If you'd rather DIY lowering your bills and keep all the profits, set a calendar reminder for once a year to call the companies and negotiate better rates. Give yourself more time than you think you'll need, and do something else -- such as returning low-priority emails -- while you're on hold. Be kind (if you were a representative, would you go out of your way to help someone who wasn't?). Clearly lay out what you want (a lower monthly rate) from the beginning. Bring up competitor rates and say you'd rather not leave but are deciding based on price. Ask nicely to speak with a supervisor if you're not getting the answer you want (sometimes, the person you're speaking with doesn't have the authority to make a significant change). And don't take the first offer without thanking the representative genuinely and then asking if they can go any lower.
Related: 11 Effective Ways to Trick Yourself Into Saving Money
3. Separate -- and automate -- your savings.
Create a dedicated savings account for your small business, and de-link it from your checking and other accounts so you're not tempted to dip in. You can set up automatic transfers to the new account for every time you're paid (for example, your chosen amount of money will be moved from checking to savings on the 15th and 30th of each month).
Since saving isn't intrinsic to human nature, you can use smart apps to supercharge your stash. For example, Digit is a tool that connects to your financial accounts, analyzes your spending patterns and subtly saves small amounts of money on your behalf, only alerting you when you've reached certain savings milestones. The app, which costs $2.99 a month, only socks away what it thinks you won't notice and has a no-overdraft guarantee. Users can also create specific goals -- for example, $3,000 in four months for a patent -- and Digit will spread out savings accordingly.

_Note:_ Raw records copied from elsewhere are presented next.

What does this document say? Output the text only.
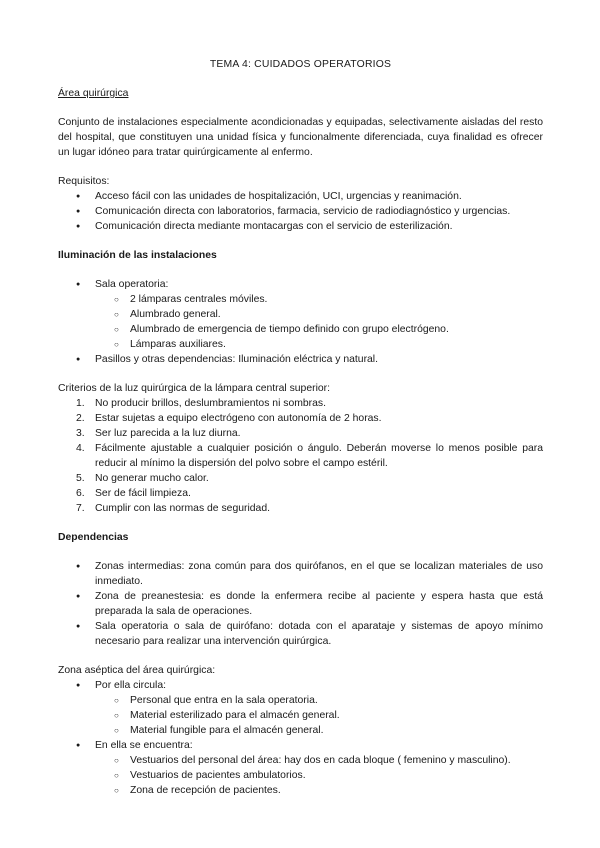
TEMA 4: CUIDADOS OPERATORIOS
Área quirúrgica

Conjunto de instalaciones especialmente acondicionadas y equipadas, selectivamente aisladas del resto del hospital, que constituyen una unidad física y funcionalmente diferenciada, cuya finalidad es ofrecer un lugar idóneo para tratar quirúrgicamente al enfermo.

Requisitos:

● Acceso fácil con las unidades de hospitalización, UCI, urgencias y reanimación.
● Comunicación directa con laboratorios, farmacia, servicio de radiodiagnóstico y urgencias.
● Comunicación directa mediante montacargas con el servicio de esterilización.
Iluminación de las instalaciones
● Sala operatoria:
○ 2 lámparas centrales móviles.
○ Alumbrado general.
○ Alumbrado de emergencia de tiempo definido con grupo electrógeno.
○ Lámparas auxiliares.
● Pasillos y otras dependencias: Iluminación eléctrica y natural.

Criterios de la luz quirúrgica de la lámpara central superior:

1. No producir brillos, deslumbramientos ni sombras.
2. Estar sujetas a equipo electrógeno con autonomía de 2 horas.
3. Ser luz parecida a la luz diurna.
4. Fácilmente ajustable a cualquier posición o ángulo. Deberán moverse lo menos posible para reducir al mínimo la dispersión del polvo sobre el campo estéril.
5. No generar mucho calor.
6. Ser de fácil limpieza.
7. Cumplir con las normas de seguridad.
Dependencias
● Zonas intermedias: zona común para dos quirófanos, en el que se localizan materiales de uso inmediato.
● Zona de preanestesia: es donde la enfermera recibe al paciente y espera hasta que está preparada la sala de operaciones.
● Sala operatoria o sala de quirófano: dotada con el aparataje y sistemas de apoyo mínimo necesario para realizar una intervención quirúrgica.

Zona aséptica del área quirúrgica:

● Por ella circula:
○ Personal que entra en la sala operatoria.
○ Material esterilizado para el almacén general.
○ Material fungible para el almacén general.
● En ella se encuentra:
○ Vestuarios del personal del área: hay dos en cada bloque ( femenino y masculino).
○ Vestuarios de pacientes ambulatorios.
○ Zona de recepción de pacientes.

Another option is Qapital, which allows users to set savings "rules" based on their spending habits. For example, every time you make a purchase, the app can round it up to the nearest dollar and deposit the spare change into savings. If you denote something as a "guilty pleasure," you can set the app to save a certain amount every time you buy it (for example, saving X amount for your business every time you order Chinese takeout). If you spend less than budgeted for one monthly category, you can set Qapital to automatically move the difference into savings.

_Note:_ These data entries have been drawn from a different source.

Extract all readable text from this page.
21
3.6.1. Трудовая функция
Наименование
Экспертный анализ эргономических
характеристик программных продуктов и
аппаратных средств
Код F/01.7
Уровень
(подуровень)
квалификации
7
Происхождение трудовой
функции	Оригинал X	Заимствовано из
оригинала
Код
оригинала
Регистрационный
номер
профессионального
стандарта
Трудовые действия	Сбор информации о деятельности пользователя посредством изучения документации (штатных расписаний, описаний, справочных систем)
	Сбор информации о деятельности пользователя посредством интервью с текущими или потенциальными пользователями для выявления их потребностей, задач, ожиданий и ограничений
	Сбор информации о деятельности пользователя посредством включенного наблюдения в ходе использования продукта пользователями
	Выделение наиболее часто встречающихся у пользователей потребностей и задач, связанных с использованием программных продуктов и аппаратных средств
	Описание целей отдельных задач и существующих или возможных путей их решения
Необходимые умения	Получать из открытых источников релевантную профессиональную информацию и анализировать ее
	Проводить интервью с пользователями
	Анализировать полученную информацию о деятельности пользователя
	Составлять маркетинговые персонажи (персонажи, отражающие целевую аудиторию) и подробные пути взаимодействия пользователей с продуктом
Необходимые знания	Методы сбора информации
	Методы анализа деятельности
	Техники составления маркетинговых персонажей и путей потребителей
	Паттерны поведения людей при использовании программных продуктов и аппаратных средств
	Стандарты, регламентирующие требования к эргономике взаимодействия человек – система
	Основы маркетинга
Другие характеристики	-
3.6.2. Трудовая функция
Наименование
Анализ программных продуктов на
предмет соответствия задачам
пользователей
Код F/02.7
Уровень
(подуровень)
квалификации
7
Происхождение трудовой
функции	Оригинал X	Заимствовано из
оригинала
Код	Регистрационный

4. Make your money work for you.
When you do build up a savings stash, it's important to make sure you're storing it in the right place. Typical savings accounts are viable options, but many of the largest financial institutions -- including Bank of America and Wells Fargo -- offer just 0.01 percent interest for most savings accounts. It can be more lucrative to go with a high-interest savings account, which are often available online and FDIC-insured. DepositAccounts.com has a search tool for the highest savings account interest rates for any deposit amount (for example, we found a 2 percent annual percentage yield for a $5,000 deposit).

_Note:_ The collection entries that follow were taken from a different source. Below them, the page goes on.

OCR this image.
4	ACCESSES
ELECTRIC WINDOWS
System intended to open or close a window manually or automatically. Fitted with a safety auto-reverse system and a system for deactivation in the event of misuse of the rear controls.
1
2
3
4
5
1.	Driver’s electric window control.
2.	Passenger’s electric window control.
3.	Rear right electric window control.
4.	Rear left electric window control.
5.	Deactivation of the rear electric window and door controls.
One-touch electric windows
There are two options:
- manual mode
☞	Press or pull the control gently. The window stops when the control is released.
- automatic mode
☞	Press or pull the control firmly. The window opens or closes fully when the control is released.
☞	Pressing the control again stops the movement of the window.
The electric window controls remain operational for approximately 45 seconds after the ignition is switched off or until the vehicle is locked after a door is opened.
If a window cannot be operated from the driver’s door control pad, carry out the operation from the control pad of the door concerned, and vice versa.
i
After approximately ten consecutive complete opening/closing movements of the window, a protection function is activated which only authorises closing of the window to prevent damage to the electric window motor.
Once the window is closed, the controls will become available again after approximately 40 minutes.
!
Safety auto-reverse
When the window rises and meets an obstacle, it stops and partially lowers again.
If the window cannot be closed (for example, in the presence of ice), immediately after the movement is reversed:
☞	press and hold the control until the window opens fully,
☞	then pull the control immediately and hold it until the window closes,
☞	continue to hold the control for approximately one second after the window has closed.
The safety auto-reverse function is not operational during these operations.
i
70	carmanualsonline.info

If you know you won't need your savings stash for at least one year, you can store it in a certificate of deposit (CD) -- a savings certificate with a fixed maturity date, on which you can withdraw your deposit and the interest it's accrued. For a $5,000 deposit in a one-year CD, we found interest rates as high as 2.25 percent. (For a five-year CD, that jumped to 3 percent.) Another option is a target-date investment fund, through any investment management company. These funds put your money to work in the markets and decrease the amount of risk as they near your target date.